Beamsplitters, Dichroics, and Mirrors from Omega Optical

Dichroic beamsplitters can be defined as shortpass and longpass filters used at non-normal angles of incidence. These filters are excellent at reflecting a specified spectral region, while efficiently transmitting another spectral region.

Dichroic beamsplitters come in all wavelengths, with reflectivity often reaching values higher than 98% and transmission usually reaching values greater than 85%.

Dichroic beamsplitters are non-absorbing, and therefore, all the light that is not transmitted is specularly reflected. In a majority of applications, the dichroic beamsplitters are oriented at an angle of 45° so that the reflected light creates a 90° angle to the incident light, though any angle less than 100° can be realized.

In case the angled filter is a longpass, the shorter wavelengths will be reflected in an off-axis direction, while the longer wavelengths will be transmitted via the filter that lies parallel to the path of the original and incident light beam; hence the word dichroic, which means two colors.

When dichroic beamsplitters are used at angles different from the normal angle of incidence (AOI), the polarization of the incident beam turns out to be significant. S-polarized light and P-polarized light interact differently with the thin-film stack, usually resulting in a step in the %R or %T measurements at AOI that is above 20° when a regular setup is used.

By knowing the polarization state of the incoming light, measurements can be made using either P-polarization or S-polarization to reflect the customer’s experimental setup more precisely. While a majority of the customers prefer to reduce the variation between S-polarized and P-polarized responses, the varying spectral properties can also be manipulated to isolate the S-plane and P-plane of polarization states.

Filter Description

Dichroic beamsplitters are defined by:

  • Cut-off edge (SP)—the wavelength of the edge at 50% of the highest transmission of the filter
  • Cut-on edge (LP)—the wavelength of the edge at 50% of the highest transmission of the filter
  • Transmission range—the spectral region where the filter transmits
  • Reflection range—the spectral region where the filter does not transmit
  • Polarization—the degree of spectral separation caused by polarization
  • Edge steepness—the edge slope between transmission and reflection

Filter Types

Dichroic (DC)

Dichroic filters offer broad regions of both reflection and transmission. They display a high degree of polarization, together with a slightly shallow transition slope.

Dichroic Mirror (DM)

Dichroic mirrors include a steep transition slope, a broad region of reflection, reduced polarization effects, and a restricted transmission region.

Dichroic Reflector (DR)

Dichroic reflectors include a steep transition slope, a broad region of transmission, low polarization, and a restricted reflection region.

Cube Beamsplitters

Highly efficient polarization of the incident beam is provided by cube beamsplitters. In addition, these beamsplitters prevent the unwanted lateral displacement of the transmitted beam, as well as ghost images of the reflected beam.

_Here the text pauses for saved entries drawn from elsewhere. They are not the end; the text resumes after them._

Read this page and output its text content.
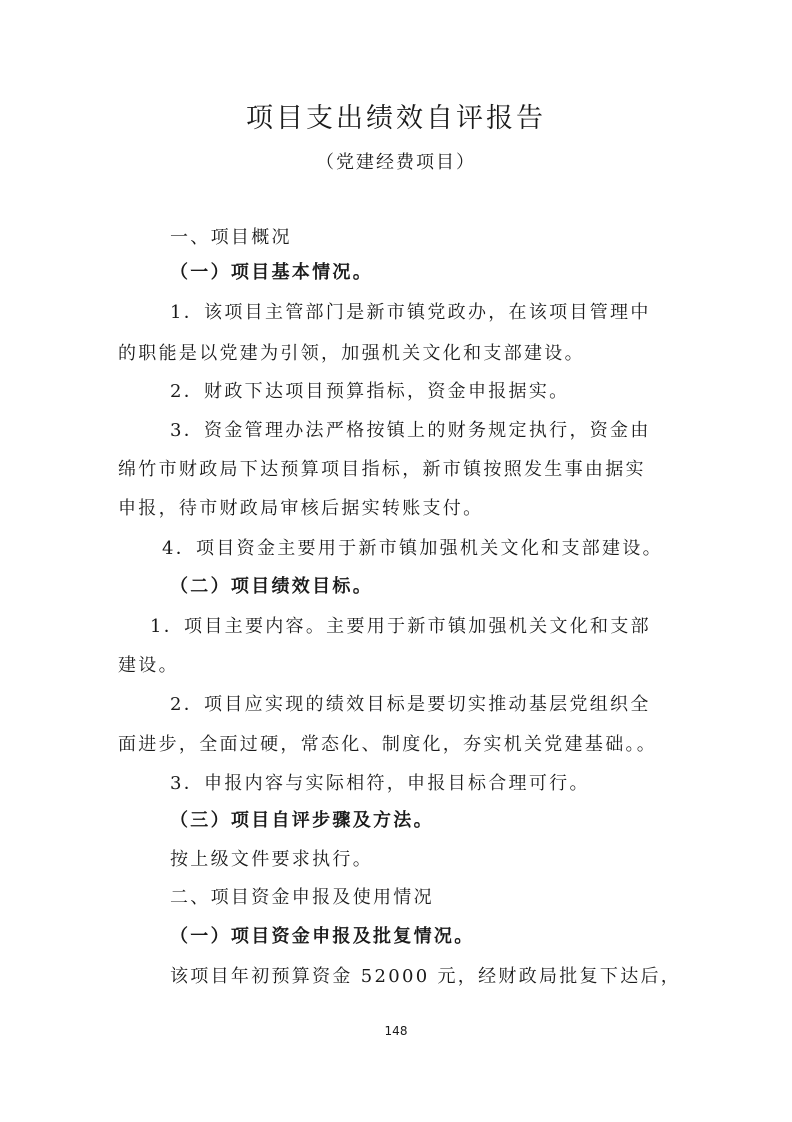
项目支出绩效自评报告
（党建经费项目）
一、项目概况
（一）项目基本情况。
1．该项目主管部门是新市镇党政办，在该项目管理中
的职能是以党建为引领，加强机关文化和支部建设。
2．财政下达项目预算指标，资金申报据实。
3．资金管理办法严格按镇上的财务规定执行，资金由
绵竹市财政局下达预算项目指标，新市镇按照发生事由据实
申报，待市财政局审核后据实转账支付。
4．项目资金主要用于新市镇加强机关文化和支部建设。
（二）项目绩效目标。
1．项目主要内容。主要用于新市镇加强机关文化和支部
建设。
2．项目应实现的绩效目标是要切实推动基层党组织全
面进步，全面过硬，常态化、制度化，夯实机关党建基础。。
3．申报内容与实际相符，申报目标合理可行。
（三）项目自评步骤及方法。
按上级文件要求执行。
二、项目资金申报及使用情况
（一）项目资金申报及批复情况。
该项目年初预算资金 52000 元，经财政局批复下达后，
148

To produce cube beamsplitters, the hypotenuse of a right-angle prism is first coated, and then cemented to the hypotenuse of another right-angle prism. Omega Optical’s product line includes all types of filters that come in a polarizing cube configuration.

Mirrors and Partial Mirrors

Overview

Both mirrors and partial mirrors reflect evenly across a wide spectral range. Partial mirrors operate at off-normal angles of incidence. They reflect just a portion of the incident light and transmit the remaining part of the incident light.

Beamsplitter Filters

Beamsplitter filters can be designed to perform across ranges as broad as 700 nm. Users can locate the performance anywhere in the spectral region from 240 to 20,000 nm. The value of the ratio of the transmitted light to reflected light (%T/%R) can be anywhere between 99/1 and 1/99, with standard products, including ratios of 30/70, 50/50, and 70/30.

Total Reflector Mirrors

Total reflector mirrors reflect 92% to 99% across their main spectral region. These mirrors are produced with a wide range of metal coatings, such as silver, gold, aluminum, and special types of alloys. These coatings are over-coated with a protective thin film.

Dichroic Reflector Mirrors

Dichroic reflector mirrors reflect higher than 99% across a slightly narrower spectral region. They are made with numerous layers of dielectric materials and absorb almost none of the light within the design’s spectral region.